How I learned to embrace my dyslexia in the workplace
- Posted on June 15, 2020
- Estimated reading time 3 minutes
Normally, I would shy away from putting pen to paper (or fingers to a keyboard in the case) because I am dyslexic. Until recently, I have always tried to hide my dyslexia. Writing doesn’t come naturally to me and quite frankly, it scares me! However, I’ve decided to share my story with you after I got an amazing response to a presentation I gave on neurodiversity.
So let me take you back to my school years, from which my earliest memories are spelling tests. Each week the class would be given a set of basic words, and the following week we’d be tested on them. I was a determined kid and student, and I wanted to master these spelling tests. My supportive mum would sit with me and my twin sister and teach us basic spelling using the “Say it out loud. Cover it up. Spell It.” methodology. This process was long, repetitive and sent my brain into overdrive.
No matter how hard I tried, I couldn’t spell. This difficulty is a symptom of a neurological difference in my brain which makes phonetic decoding hard.
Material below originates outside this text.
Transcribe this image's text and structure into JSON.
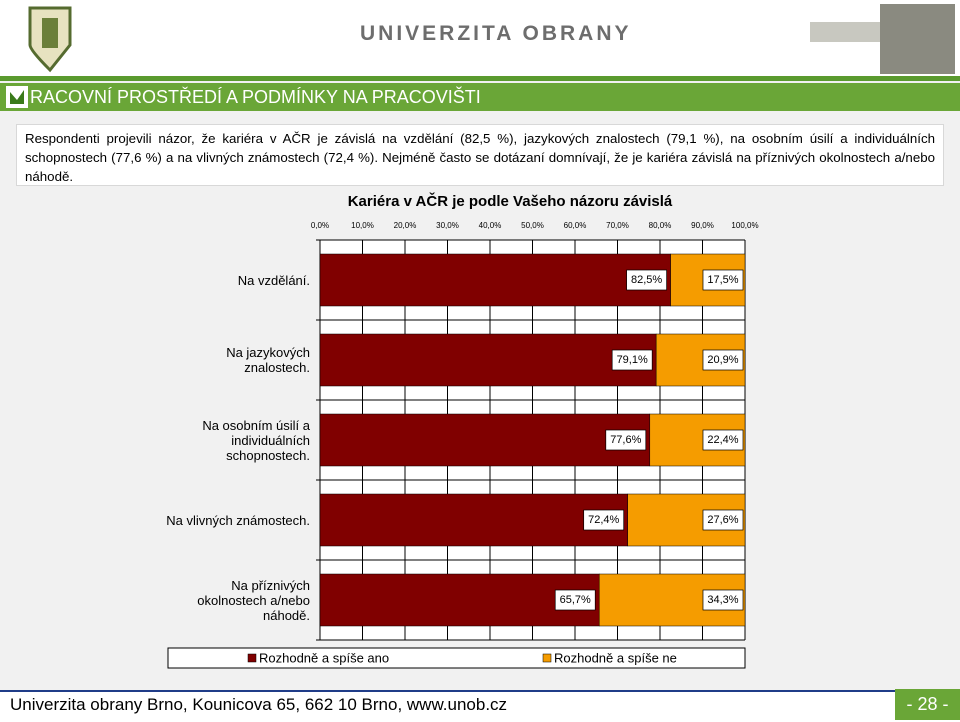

Phonetic decoding is the ability to understand a squiggly line as a letter and to formulate them into words. A funny consequence of slow phonetic decoding is the ability to muddle up letters. A reoccurring one for me is “par cark” instead of “car park” which at least makes me and others chuckle when it happens.
At the age of 13, I took up Latin as a subject and hated it. It was like déjà vu – spending hours sat in front of Latin words and going through the motions, “Say it out loud. Cover it up. Spell it.” My Latin teacher noticed that my grades were considerably lower than my other subjects and approached my mum about dyslexia. My mum, an incredibly talented cook and artist, is actually dyslexic. Therefore, it was unsurprising that my sister and I were both diagnosed with “mild” dyslexia. That was an interesting time for me as until then, I thought everyone’s brain worked just like mine.
All the negative chatter associated with dyslexia and the “special considerations” lead to the feeling of shame. However, my resilient nature meant that I wouldn’t let it stand in my way and I’d go on to excel in my GCSE’s (the General Certificate of Secondary Education (GCSE) is an academic qualification in the UK) (except French, surprise surprise).
By university, I had an assigned support worker who taught me how my brain worked and helped improve my memorization, organization and other skills. I went through university with the support I needed and grades that reflected my abilities. I worked on understanding that I learn best through asking questions, debating what I’m being told and teaching what I’ve learned. When I’m fully engaged with a subject, no matter how complex, I have no trouble remembering it or explaining it in simple terms to others.
Having applied for Avanade’s graduate program, I found myself sitting in an interview at Cannon Street. The interviewer questioned a particularly low grade from my A levels (subject-based qualification conferred as part of the General Certificate of Education). In a split second, I made the decision to be honest and went on to explain that I had dyslexia for which at the time, I didn’t have the support I needed. I also added how I had thought hard about retaking that subject but decided to look forward and not backward, seeing as it didn’t stop me attending university.
Later that day, my interviewer stopped me to apologize if her question upset me and congratulated me on how well I’d answered the questions. For the first time, I’d given someone the opportunity to make their own judgement of my dyslexia and they’d seen straight past it. I was offered the graduate position and accepted, largely due to the openness and inclusivity I had felt from current employees and interviewers.
I came to Avanade and decided I would no longer feel ashamed of being dyslexic but embrace it.
Dyslexia to me means being an entrepreneur, problem solver, lateral thinker, great empathizer and team leader. Your neurodiversity means you see the world from a different perspective than most, and that is amazing. I am excited to continue seeing what doors will open for me at Avanade and to contribute to opening doors for others, who like me, are neurodiverse.